Energy at the Cellular Level
Creatine supports the regeneration of ATP — the body’s primary energy molecule — which means it gives your muscles the raw energy to work harder and longer.
Peak Performance & Power
A daily intake of 3 g of creatine increases physical performance in successive bursts of short-term, high-intensity exercise — from sprinting to weightlifting. This is a proven health claim, authorised by the European Food Safety Authority and the Medicines and Healthcare Products Regulatory Agency.
Muscle Growth & Faster Recovery
Creatine enhances the effects of resistance training, helping build lean muscle mass and boost strength by improving training output and recovery between sets. Regular creatine use supports muscle cell repair and may reduce inflammation and soreness after intense exercise, helping you recover faster and train more consistently.
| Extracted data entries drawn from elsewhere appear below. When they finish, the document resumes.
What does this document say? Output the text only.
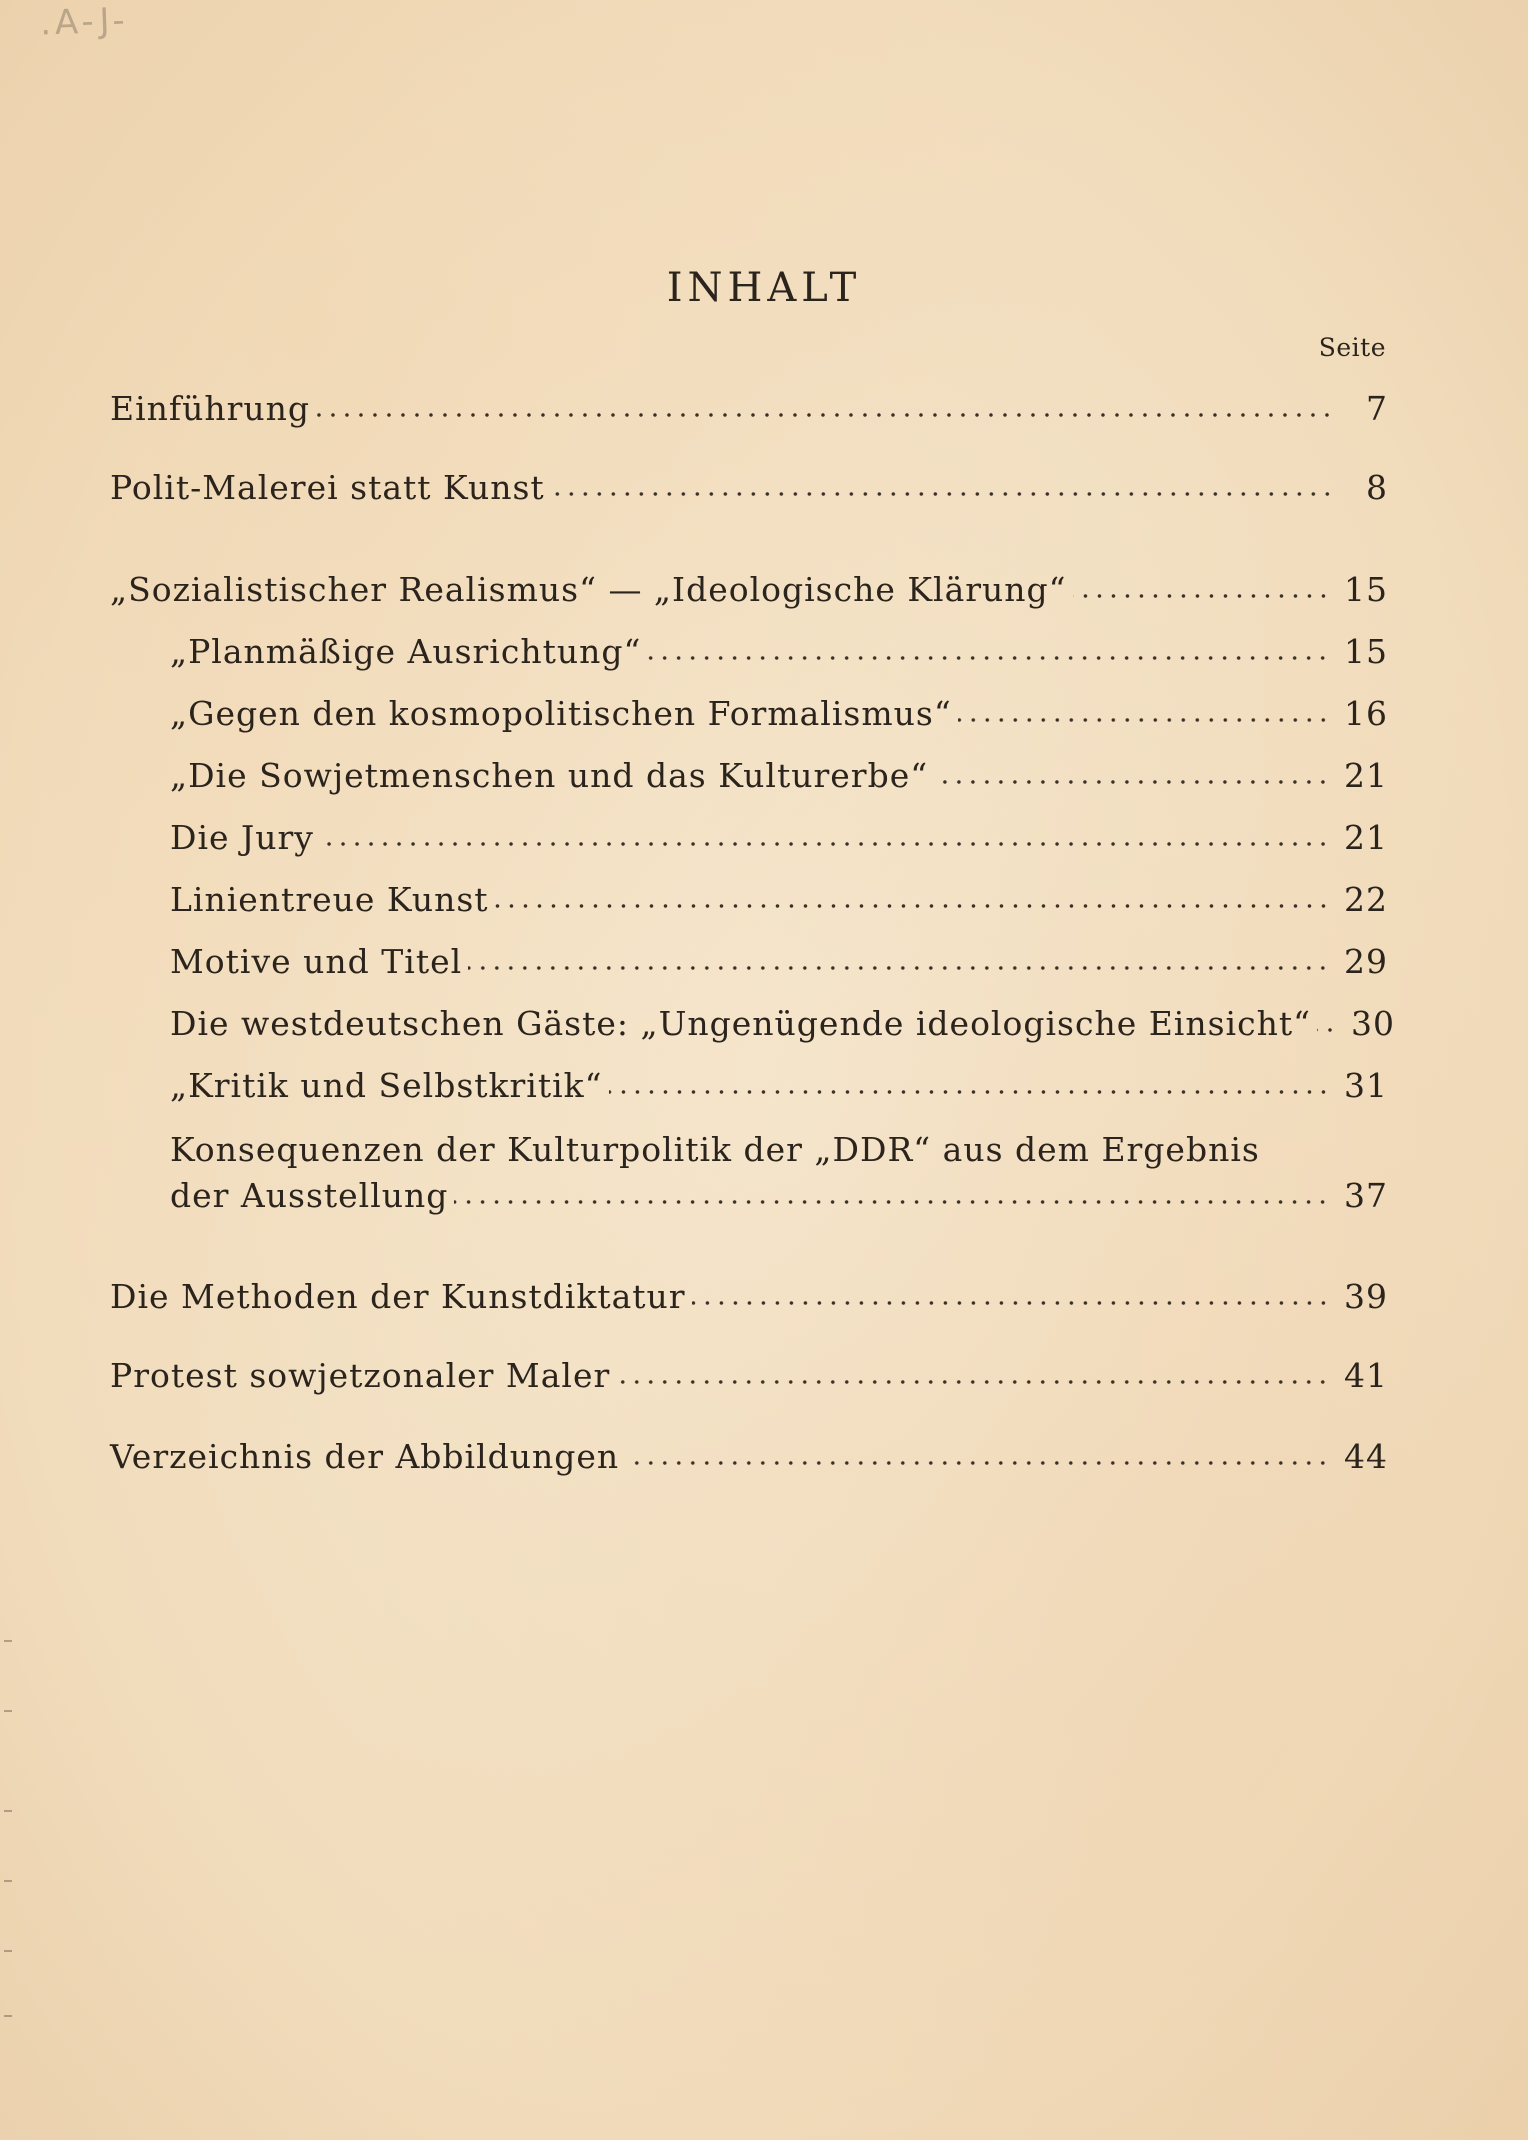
.A-J-
INHALT
Seite
Einführung	7
Polit-Malerei statt Kunst	8
„Sozialistischer Realismus“ — „Ideologische Klärung“	15
„Planmäßige Ausrichtung“	15
„Gegen den kosmopolitischen Formalismus“	16
„Die Sowjetmenschen und das Kulturerbe“	21
Die Jury	21
Linientreue Kunst	22
Motive und Titel	29
Die westdeutschen Gäste: „Ungenügende ideologische Einsicht“ 30
„Kritik und Selbstkritik“	31
Konsequenzen der Kulturpolitik der „DDR“ aus dem Ergebnis
der Ausstellung	37
Die Methoden der Kunstdiktatur	39
Protest sowjetzonaler Maler	41
Verzeichnis der Abbildungen	44
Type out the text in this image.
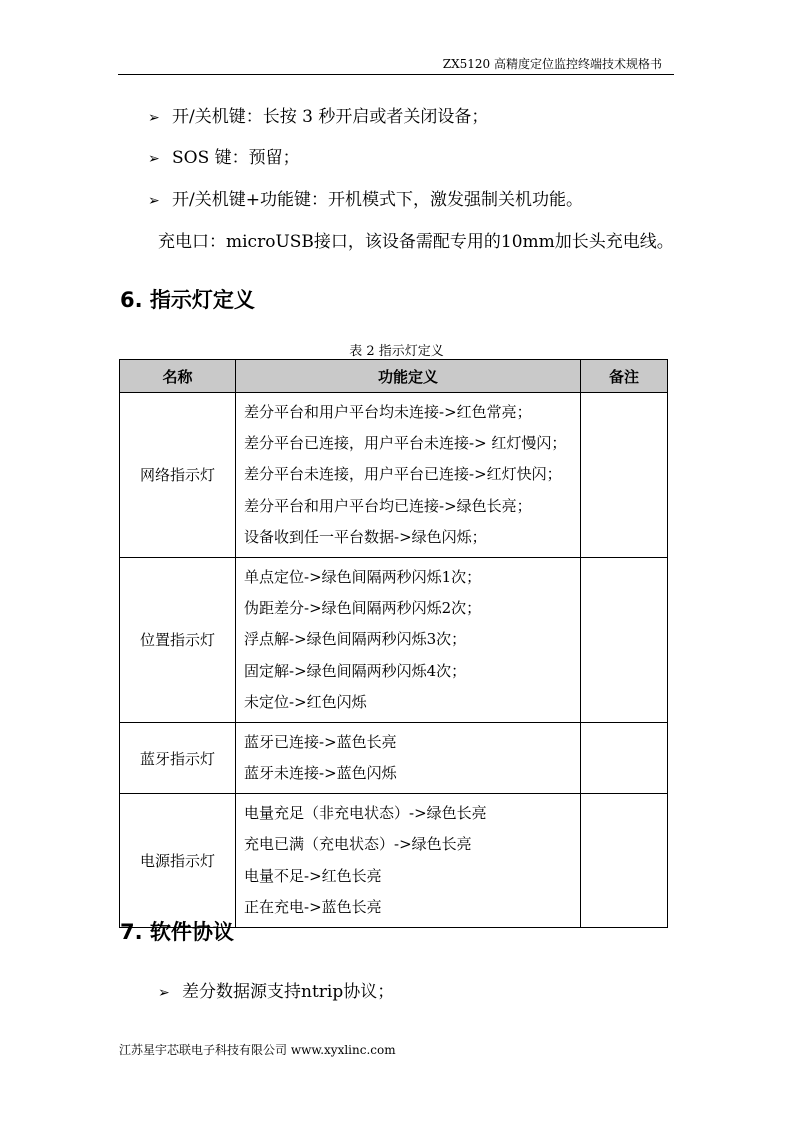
ZX5120 高精度定位监控终端技术规格书
➢ 开/关机键：长按 3 秒开启或者关闭设备；
➢ SOS 键：预留；
➢ 开/关机键+功能键：开机模式下，激发强制关机功能。
充电口：microUSB接口，该设备需配专用的10mm加长头充电线。
6. 指示灯定义
表 2 指示灯定义
名称	功能定义	备注
网络指示灯	差分平台和用户平台均未连接->红色常亮；
差分平台已连接，用户平台未连接-> 红灯慢闪；
差分平台未连接，用户平台已连接->红灯快闪；
差分平台和用户平台均已连接->绿色长亮；
设备收到任一平台数据->绿色闪烁；	

位置指示灯	单点定位->绿色间隔两秒闪烁1次；
伪距差分->绿色间隔两秒闪烁2次；
浮点解->绿色间隔两秒闪烁3次；
固定解->绿色间隔两秒闪烁4次；
未定位->红色闪烁	

蓝牙指示灯	蓝牙已连接->蓝色长亮
蓝牙未连接->蓝色闪烁	

电源指示灯	电量充足（非充电状态）->绿色长亮
充电已满（充电状态）->绿色长亮
电量不足->红色长亮
正在充电->蓝色长亮	

7. 软件协议
➢ 差分数据源支持ntrip协议；
江苏星宇芯联电子科技有限公司 www.xyxlinc.com
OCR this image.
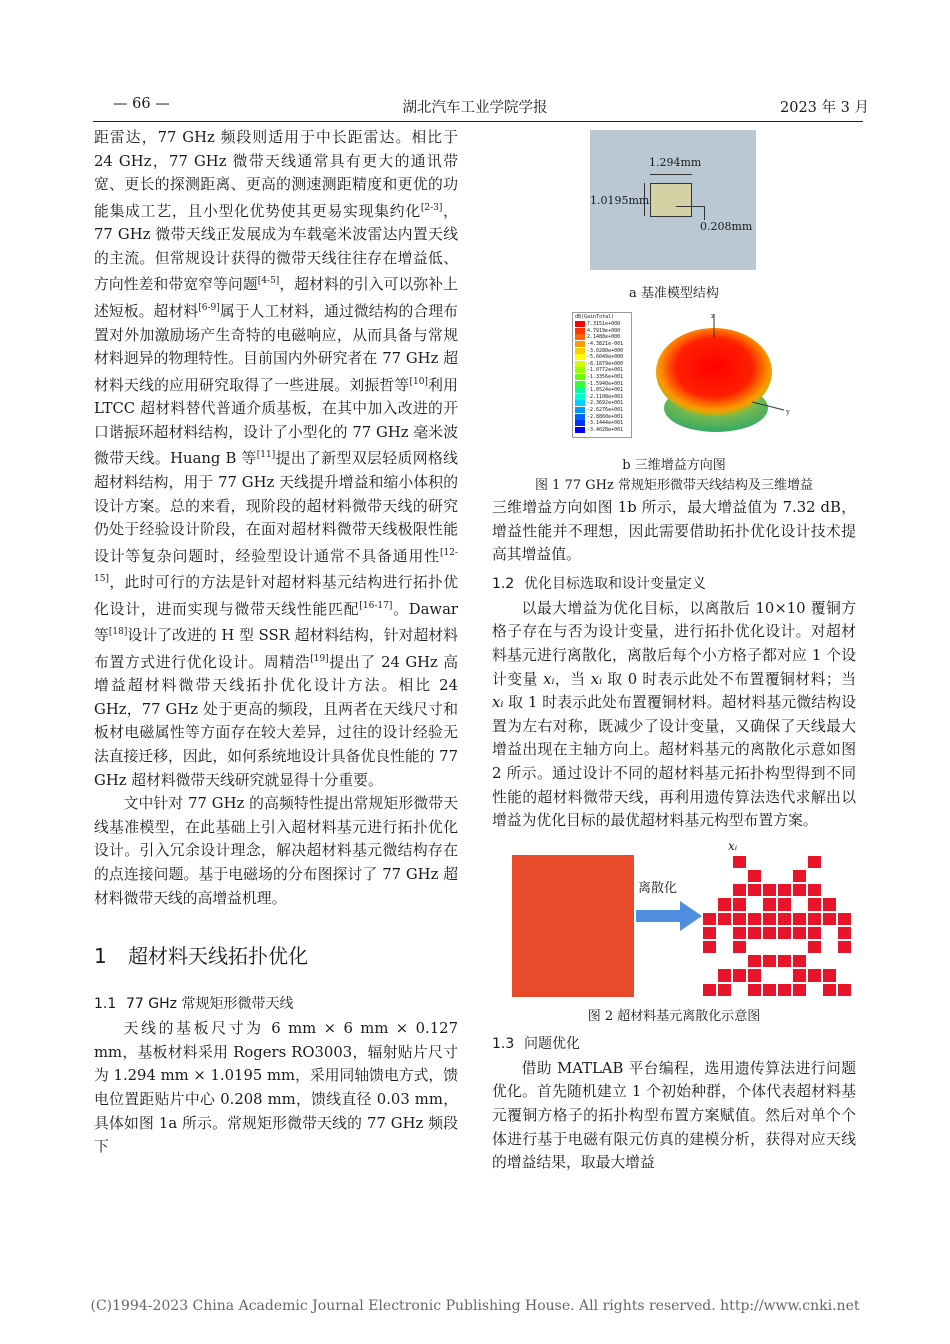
— 66 —	湖北汽车工业学院学报	2023 年 3 月

距雷达，77 GHz 频段则适用于中长距雷达。相比于 24 GHz，77 GHz 微带天线通常具有更大的通讯带宽、更长的探测距离、更高的测速测距精度和更优的功能集成工艺，且小型化优势使其更易实现集约化[2-3]，77 GHz 微带天线正发展成为车载毫米波雷达内置天线的主流。但常规设计获得的微带天线往往存在增益低、方向性差和带宽窄等问题[4-5]，超材料的引入可以弥补上述短板。超材料[6-9]属于人工材料，通过微结构的合理布置对外加激励场产生奇特的电磁响应，从而具备与常规材料迥异的物理特性。目前国内外研究者在 77 GHz 超材料天线的应用研究取得了一些进展。刘振哲等[10]利用 LTCC 超材料替代普通介质基板，在其中加入改进的开口谐振环超材料结构，设计了小型化的 77 GHz 毫米波微带天线。Huang B 等[11]提出了新型双层轻质网格线超材料结构，用于 77 GHz 天线提升增益和缩小体积的设计方案。总的来看，现阶段的超材料微带天线的研究仍处于经验设计阶段，在面对超材料微带天线极限性能设计等复杂问题时，经验型设计通常不具备通用性[12-15]，此时可行的方法是针对超材料基元结构进行拓扑优化设计，进而实现与微带天线性能匹配[16-17]。Dawar 等[18]设计了改进的 H 型 SSR 超材料结构，针对超材料布置方式进行优化设计。周精浩[19]提出了 24 GHz 高增益超材料微带天线拓扑优化设计方法。相比 24 GHz，77 GHz 处于更高的频段，且两者在天线尺寸和板材电磁属性等方面存在较大差异，过往的设计经验无法直接迁移，因此，如何系统地设计具备优良性能的 77 GHz 超材料微带天线研究就显得十分重要。

文中针对 77 GHz 的高频特性提出常规矩形微带天线基准模型，在此基础上引入超材料基元进行拓扑优化设计。引入冗余设计理念，解决超材料基元微结构存在的点连接问题。基于电磁场的分布图探讨了 77 GHz 超材料微带天线的高增益机理。

1 超材料天线拓扑优化
1.1 77 GHz 常规矩形微带天线

天线的基板尺寸为 6 mm × 6 mm × 0.127 mm，基板材料采用 Rogers RO3003，辐射贴片尺寸为 1.294 mm × 1.0195 mm，采用同轴馈电方式，馈电位置距贴片中心 0.208 mm，馈线直径 0.03 mm，具体如图 1a 所示。常规矩形微带天线的 77 GHz 频段下

1.294mm
1.0195mm
0.208mm
a 基准模型结构
dB(GainTotal)
7.3151e+000
4.7919e+000
2.1488e+000
-4.3821e-001
-3.0280e+000
-5.6049e+000
-8.1879e+000
-1.0772e+001
-1.3356e+001
-1.5940e+001
-1.8524e+001
-2.1108e+001
-2.3692e+001
-2.6276e+001
-2.8860e+001
-3.1444e+001
-3.4028e+001
z
y
b 三维增益方向图
图 1 77 GHz 常规矩形微带天线结构及三维增益

三维增益方向如图 1b 所示，最大增益值为 7.32 dB，增益性能并不理想，因此需要借助拓扑优化设计技术提高其增益值。

1.2 优化目标选取和设计变量定义

以最大增益为优化目标，以离散后 10×10 覆铜方格子存在与否为设计变量，进行拓扑优化设计。对超材料基元进行离散化，离散后每个小方格子都对应 1 个设计变量 xᵢ，当 xᵢ 取 0 时表示此处不布置覆铜材料；当 xᵢ 取 1 时表示此处布置覆铜材料。超材料基元微结构设置为左右对称，既减少了设计变量，又确保了天线最大增益出现在主轴方向上。超材料基元的离散化示意如图 2 所示。通过设计不同的超材料基元拓扑构型得到不同性能的超材料微带天线，再利用遗传算法迭代求解出以增益为优化目标的最优超材料基元构型布置方案。

离散化
xᵢ
图 2 超材料基元离散化示意图
1.3 问题优化

借助 MATLAB 平台编程，选用遗传算法进行问题优化。首先随机建立 1 个初始种群，个体代表超材料基元覆铜方格子的拓扑构型布置方案赋值。然后对单个个体进行基于电磁有限元仿真的建模分析，获得对应天线的增益结果，取最大增益

(C)1994-2023 China Academic Journal Electronic Publishing House. All rights reserved. http://www.cnki.net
Healthy Ageing & Muscle Maintenance
For adults aged 55 and over, taking 3 grams of creatine daily combined with resistance training at least three times a week has been shown to enhance strength, muscle function, and independence. This is a proven health claim, authorised by the European Food Safety Authority and the Medicines and Healthcare Products Regulatory Agency.
Cognitive & Mental Performance
Research indicates that creatine may support brain energy metabolism, helping maintain focus, memory, and alertness during mental fatigue or sleep deprivation.